SQL Server Query Optimization/Tuning with StackOverflow

Spread the love

Hi Friends, this is my 2nd blog post of series Query Optimization. In 1st blog post What is my accepted answer percentage rate, we took optimization decision based on Logical Reads as our key performance parameter.

In this post as well, we are going to optimize another query from data.stackexchange.com. Below is the query to optimize-

--	Questions and Answers per Month
select [Month], 
       sum(case when PostTypeId = 1 then 1 else 0 end) Questions,
       sum(case when PostTypeId = 2 then 1 else 0 end) Answers
from
(
  select CAST(
      cast(DATEPART(YYYY, CreationDate) as varchar) + '-' + cast(DATEPART(MM, CreationDate) as varchar) + '-01'
    as datetime) [Month], 
    PostTypeId
     
  from Posts p
) as X
group by [Month]
order by [Month] asc

-- Questions and Answers per Month

select [Month],

sum(case when PostTypeId = 1 then 1 else 0 end) Questions,

sum(case when PostTypeId = 2 then 1 else 0 end) Answers

from

(

select CAST(

cast(DATEPART(YYYY, CreationDate) as varchar) + '-' + cast(DATEPART(MM, CreationDate) as varchar) + '-01'

as datetime) [Month],

PostTypeId

from Posts p

) as X

group by [Month]

order by [Month] asc

Since the query seems quite simple so let’s proceed to analyze IO and Time stats results using statisticsparser.com obtained after execution of the query.
Actual Execution Plan for query (in SSMS) is-
In SQL Sentry Plan Explorer-

Analyzing the actual execution plan, we can see that there is a Stream Aggregate operator. A Stream Aggregate operator groups rows by one or more columns and then calculates one or more aggregate expressions returned by the query. The Stream Aggregation is very fast because it requires an input that has already been ordered by the columns specified in the GROUP statement. If the aggregated data is not ordered, the Query Optimizer can firstly use a Sort operator to pre-sort the data, or it can use pre-sorted data from an index seek or a scan.

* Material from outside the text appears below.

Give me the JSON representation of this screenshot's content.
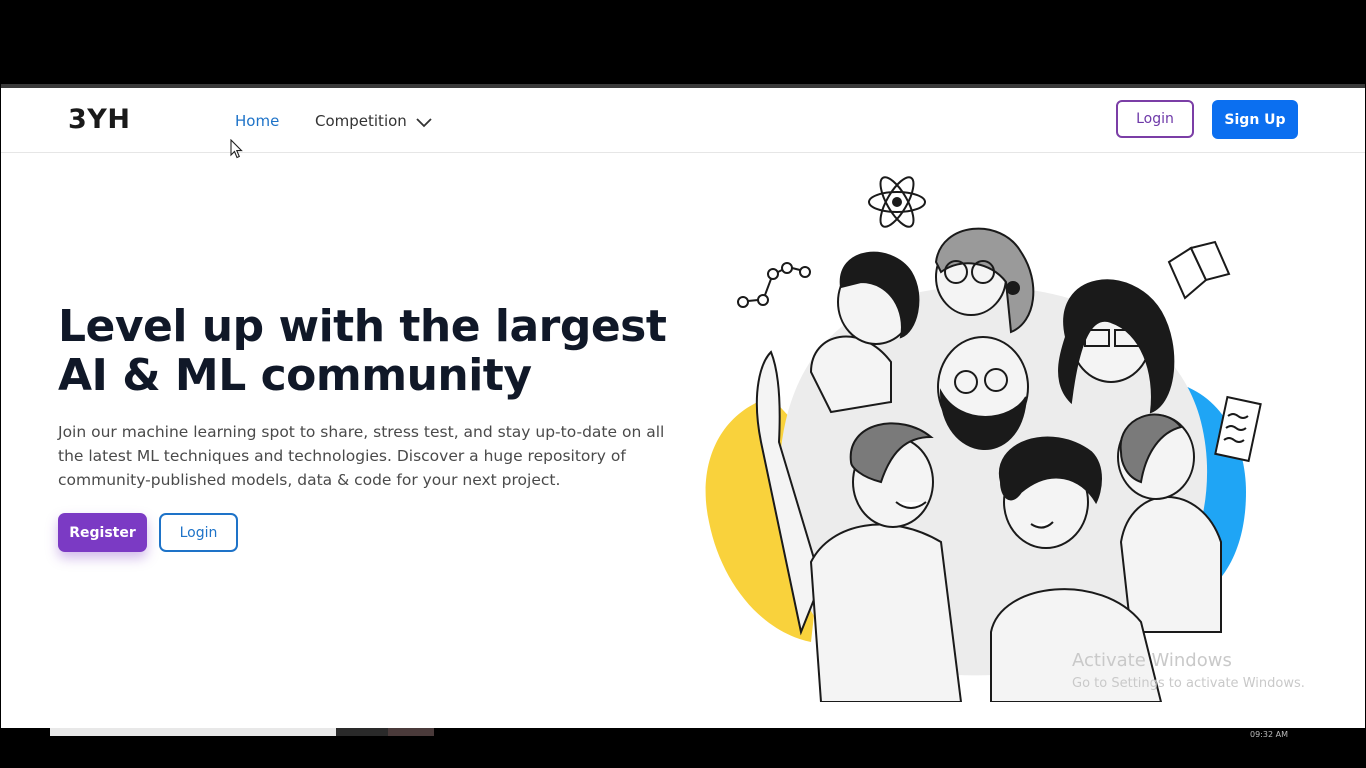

Similarly, in our case as well, there is a Sort Operator appearing just before Stream Aggregate Operator. But, why the Sort Operator has cost of 22.7% and a yellow coloured exclamation mark <!> signaling some warning. Checking the Warning under Sort Operator property, we can conclude that due to the huge data size, SQL Server decided to use [TempDB] to perform Sorting of <29,499,660> rows (approx. 647 MB) required for Stream Aggregate Operator. This is called TempDB Spill.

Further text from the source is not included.